Ma il dovere di concorrere ad una prospettiva di futuro che possa essere all’altezza delle culture politiche alle quali ci ispiriamo e dei bisogni nuovi del Paese, deve spingere tutto il centro sinistra a ritrovare il sentiero della comune responsabilità.
Quando i torti e le ragioni si mescolano tra loro, non è il tempo della forzatura o della tattica. E’ il tempo del dialogo adulto; della ricerca di una base comune possibile; della disponibilità a fare passi convergenti.
La posta in gioco va molto oltre le leadership pretese o contestate.

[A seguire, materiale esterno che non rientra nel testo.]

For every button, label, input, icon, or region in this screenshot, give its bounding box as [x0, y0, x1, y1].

Riguarda la prospettiva che le forze anti sistema possano assumere la guida del Paese allontanandolo pericolosamente dall’Europa e dal suo futuro.
E riguarda il rischio che una parte crescente di cittadini individui nel rinato centro destra il vero baluardo contro gli avventurieri.
Il vento tira oggi in queste due direzioni. E assomiglia molto a quello che ci ha portati al 4 dicembre e che ha travolto insieme i nostri torti e le nostre ragioni.
Nessuno può oggi sapere quali saranno nel prossimo futuro le forme organizzate della politica in Italia e in Europa: tutto fa pensare che saranno diverse da quelle di oggi.
Ma il passaggio che abbiamo difronte tra pochi mesi e’ questo e va affrontato qui ed ora.
Da ieri abbiamo una legge elettorale, con le sue luci e le sue ombre. Quello che ci manca ancora e’ una idea chiara e convincente di come interpretarla.
Questione che riguarda tutti, ma in primo luogo il PD.
Serviranno a poco liste satellite frutto della pesca a strascico di pezzi di nomenclatura alla ricerca dell’offerta migliore.
Ciò che serve è il coraggioso rilancio di una prospettiva politica convincente, credibile, che rispetti le diversità e le unisca in una coalizione vera, con un leale patto comune.
Con la nostra autonomia e le nostre idee (europeismo, concezione comunitaria della democrazia, lotta alle disuguaglianze nella nostra società e nel mondo, rilancio delle autonomie civili e territoriali contro ogni tentazione centralista e nazionalista) noi siamo pronti, con le nostre limitate forze, a dare il nostro contributo, nelle forme che saranno possibili e compatibili con il nostro percorso.